In other instances, learning advisor engagement with doctoral writing means that they influence the thesis significantly, usually with resulting improvement in clarity.

Having worked as both supervisor and learning advisor, and having heard many anecdotes, I have my own ideas about this, but wonder what yours are.

And the student who launched this conversation also asked whether discipline affected feedback on writing: I wonder if what I have to say is situated very squarely in learning to research under the qualitative banner?? Q.  Do the hierarchies that exist within science/ medicine paradigms expose differences of other kinds?

References

Carter, S. (2009). ‘Volunteer support of English as an additional language (EAL) doctoral students,’ International Journal of Doctoral Studies 4: 13–25.
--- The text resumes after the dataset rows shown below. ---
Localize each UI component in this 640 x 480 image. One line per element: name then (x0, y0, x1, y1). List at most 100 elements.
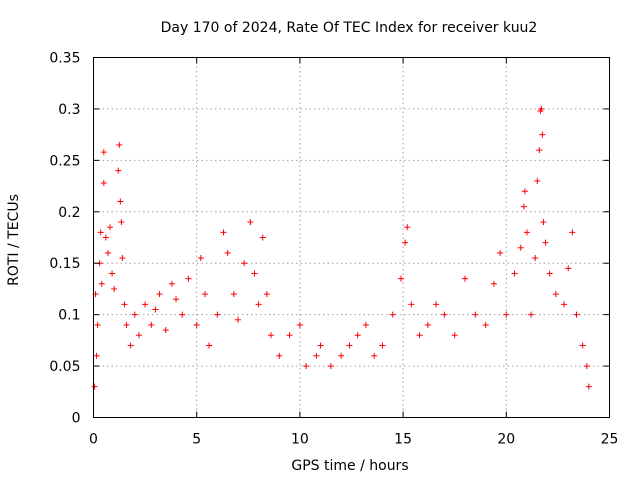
data-point (389, 311, 396, 318)
data-point (201, 291, 208, 298)
data-point (97, 229, 104, 236)
data-point (173, 296, 180, 303)
data-point (538, 105, 545, 112)
data-point (536, 147, 543, 154)
y-tick-label: 0.3 (58, 102, 80, 118)
data-point (362, 321, 369, 328)
data-point (565, 265, 572, 272)
data-point (214, 311, 221, 318)
data-point (142, 301, 149, 308)
data-point (98, 280, 105, 287)
plot-frame (93, 57, 610, 418)
data-point (561, 301, 568, 308)
data-point (503, 311, 510, 318)
data-point (220, 229, 227, 236)
data-point (511, 270, 518, 277)
data-point (230, 291, 237, 298)
y-axis-title: ROTI / TECUs (6, 194, 22, 286)
data-point (398, 275, 405, 282)
data-point (441, 311, 448, 318)
data-point (251, 270, 258, 277)
data-point (528, 311, 535, 318)
data-point (135, 332, 142, 339)
x-tick-label: 15 (394, 432, 412, 448)
data-point (193, 321, 200, 328)
data-point (117, 198, 124, 205)
data-point (111, 285, 118, 292)
data-point (313, 352, 320, 359)
data-point (416, 332, 423, 339)
data-point (354, 332, 361, 339)
data-point (121, 301, 128, 308)
data-point (346, 342, 353, 349)
y-tick-label: 0.25 (49, 153, 80, 169)
y-tick-label: 0.35 (49, 51, 80, 67)
data-point (520, 203, 527, 210)
data-point (224, 249, 231, 256)
y-tick-label: 0.15 (49, 256, 80, 272)
data-point (179, 311, 186, 318)
data-point (185, 275, 192, 282)
data-point (259, 234, 266, 241)
data-point (472, 311, 479, 318)
data-point (534, 177, 541, 184)
y-tick-label: 0.05 (49, 359, 80, 375)
data-point (276, 352, 283, 359)
data-point (286, 332, 293, 339)
y-tick-label: 0 (72, 411, 81, 427)
data-point (523, 229, 530, 236)
data-point (539, 131, 546, 138)
grid (93, 57, 610, 418)
data-point (379, 342, 386, 349)
data-point (424, 321, 431, 328)
data-point (102, 234, 109, 241)
data-point (540, 219, 547, 226)
data-point (131, 311, 138, 318)
data-point (462, 275, 469, 282)
data-point (303, 363, 310, 370)
x-tick-label: 20 (497, 432, 515, 448)
data-point (168, 280, 175, 287)
data-point (585, 383, 592, 390)
data-point (156, 291, 163, 298)
data-point (338, 352, 345, 359)
x-tick-label: 25 (601, 432, 619, 448)
data-point (371, 352, 378, 359)
data-point (148, 321, 155, 328)
data-point (583, 363, 590, 370)
data-point (234, 316, 241, 323)
data-point (241, 260, 248, 267)
data-point (497, 249, 504, 256)
data-point (482, 321, 489, 328)
data-point (123, 321, 130, 328)
data-point (107, 224, 114, 231)
data-point (268, 332, 275, 339)
axis-ticks: 0 5 10 15 20 25 0 0.05 0.1 0.15 0.2 0.25 0.3 0.35 (49, 51, 618, 448)
data-point (517, 244, 524, 251)
x-axis-title: GPS time / hours (291, 458, 408, 474)
data-point (109, 270, 116, 277)
data-point (404, 224, 411, 231)
data-point (206, 342, 213, 349)
data-point (91, 383, 98, 390)
data-point (116, 141, 123, 148)
data-point (94, 321, 101, 328)
data-point (579, 342, 586, 349)
data-point (197, 255, 204, 262)
data-point (119, 255, 126, 262)
data-point (100, 179, 107, 186)
data-point (569, 229, 576, 236)
data-point (152, 306, 159, 313)
data-point (115, 167, 122, 174)
data-point (263, 291, 270, 298)
data-point (408, 301, 415, 308)
data-point (247, 219, 254, 226)
data-point (573, 311, 580, 318)
x-tick-label: 0 (89, 432, 98, 448)
chart-title: Day 170 of 2024, Rate Of TEC Index for r… (161, 20, 538, 36)
data-point (433, 301, 440, 308)
data-point (532, 255, 539, 262)
data-point (552, 291, 559, 298)
x-tick-label: 5 (192, 432, 201, 448)
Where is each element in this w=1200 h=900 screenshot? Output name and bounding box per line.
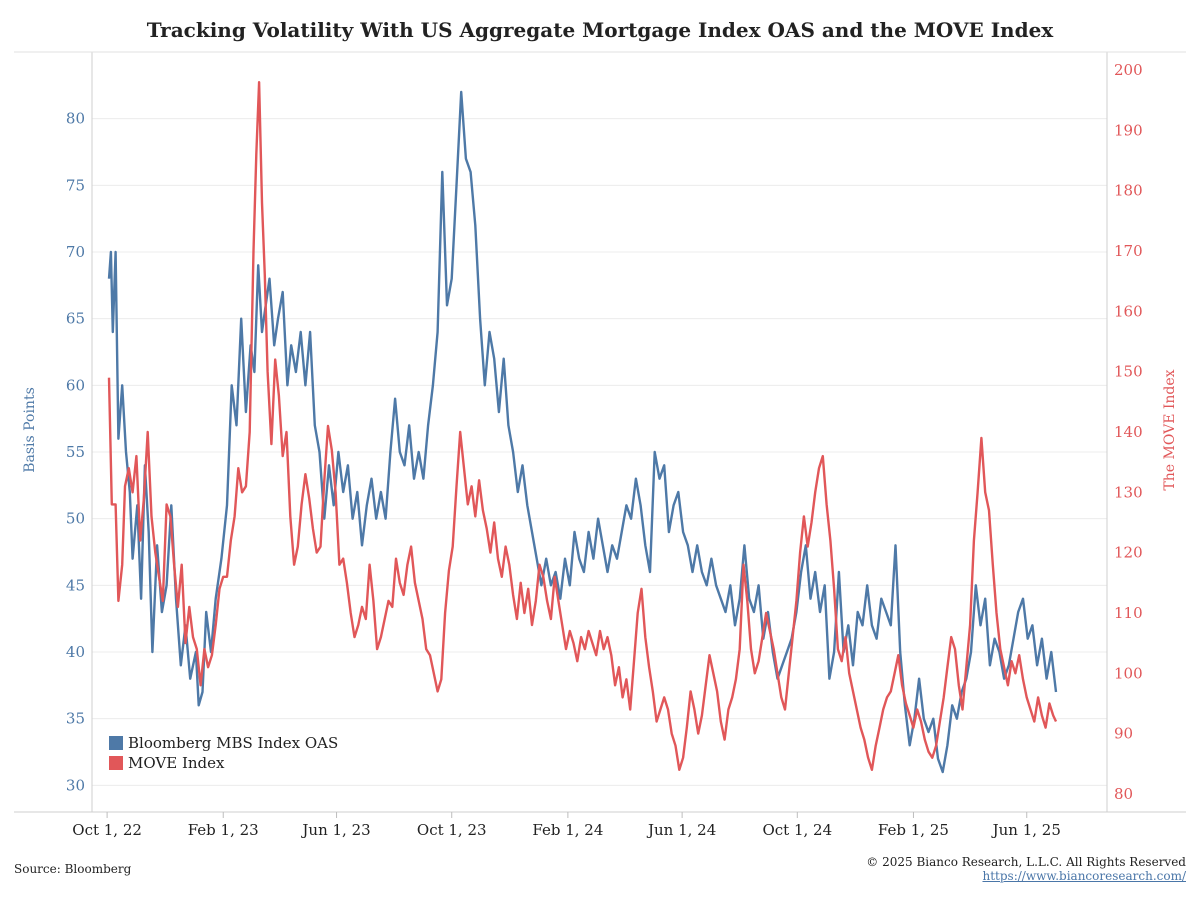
website-link[interactable]: https://www.biancoresearch.com/ [982, 869, 1186, 883]
left-tick-label: 75 [66, 176, 85, 194]
x-tick-label: Oct 1, 23 [417, 821, 487, 839]
copyright-block: © 2025 Bianco Research, L.L.C. All Right… [866, 855, 1186, 883]
right-axis-ticks: 80 90 100 110 120 130 140 150 160 170 180 190 200 [1114, 61, 1143, 803]
x-tick-label: Feb 1, 23 [188, 821, 259, 839]
left-tick-label: 40 [66, 643, 85, 661]
left-tick-label: 55 [66, 443, 85, 461]
series-line-mbs-oas [107, 90, 1058, 774]
right-tick-label: 100 [1114, 664, 1143, 682]
x-tick-label: Feb 1, 25 [878, 821, 949, 839]
x-axis-ticks: Oct 1, 22 Feb 1, 23 Jun 1, 23 Oct 1, 23 Feb … [72, 812, 1061, 839]
left-tick-label: 35 [66, 710, 85, 728]
left-tick-label: 80 [66, 110, 85, 128]
left-tick-label: 70 [66, 243, 85, 261]
right-tick-label: 140 [1114, 423, 1143, 441]
left-tick-label: 60 [66, 376, 85, 394]
left-tick-label: 45 [66, 576, 85, 594]
x-tick-label: Jun 1, 23 [300, 821, 370, 839]
right-tick-label: 150 [1114, 363, 1143, 381]
right-axis-label: The MOVE Index [1162, 369, 1178, 490]
right-tick-label: 200 [1114, 61, 1143, 79]
x-tick-label: Feb 1, 24 [532, 821, 603, 839]
chart-title: Tracking Volatility With US Aggregate Mo… [147, 18, 1055, 42]
left-axis-label: Basis Points [22, 387, 38, 473]
legend-swatch-move [109, 756, 123, 770]
left-tick-label: 50 [66, 510, 85, 528]
right-tick-label: 180 [1114, 182, 1143, 200]
x-tick-label: Jun 1, 25 [991, 821, 1061, 839]
right-tick-label: 190 [1114, 121, 1143, 139]
series-lines [107, 81, 1058, 774]
x-tick-label: Jun 1, 24 [646, 821, 716, 839]
x-tick-label: Oct 1, 24 [762, 821, 832, 839]
gridlines [92, 118, 1107, 786]
right-tick-label: 130 [1114, 483, 1143, 501]
right-tick-label: 80 [1114, 785, 1133, 803]
right-tick-label: 110 [1114, 604, 1143, 622]
left-axis-ticks: 30 35 40 45 50 55 60 65 70 75 80 [66, 110, 85, 795]
right-tick-label: 170 [1114, 242, 1143, 260]
left-tick-label: 30 [66, 776, 85, 794]
legend-label-move: MOVE Index [128, 754, 225, 772]
left-tick-label: 65 [66, 310, 85, 328]
right-tick-label: 120 [1114, 544, 1143, 562]
legend-label-mbs-oas: Bloomberg MBS Index OAS [128, 734, 338, 752]
series-line-move [107, 81, 1058, 771]
legend: Bloomberg MBS Index OAS MOVE Index [109, 734, 338, 772]
legend-swatch-mbs-oas [109, 736, 123, 750]
right-tick-label: 160 [1114, 302, 1143, 320]
x-tick-label: Oct 1, 22 [72, 821, 142, 839]
copyright-text: © 2025 Bianco Research, L.L.C. All Right… [866, 855, 1186, 869]
right-tick-label: 90 [1114, 725, 1133, 743]
source-note: Source: Bloomberg [14, 862, 132, 876]
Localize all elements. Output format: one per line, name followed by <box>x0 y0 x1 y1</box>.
Fotovatian, S. (2013). ‘Three constructs of institutional identity amongst international students in Australia,’ Teaching in Higher Education 17(5): 577–588.

Laurs, D. (forthcoming). ‘One-to-one generic support, in Developing Generic Support for Doctoral Students, pp 29-33eds. Carter, S. and Laurs, D. Oxon: Routledge.

Pare, A. (2011).‘Speaking of writing: supervisory feedback and the dissertation’ in L. McAlpine and C. Amundsen (eds) Doctoral Education: Research-Based Strategies for Doctoral Students, Supervisors and Administrators, Dordrecht: Springer, 59–74.

Strauss, P. (in press). ‘”I don’t think we’re seen as a nuisance” – the positioning of postgraduate Learning Advisors in New Zealand universities.’ TEXT Journal of Writing and Writing Courses.

Wu, S. (2013). ‘Filling the pot or lighting the fire: cultural variations in conceptions of pedagogy,’ Teaching in Higher Education 7(4): 387–395.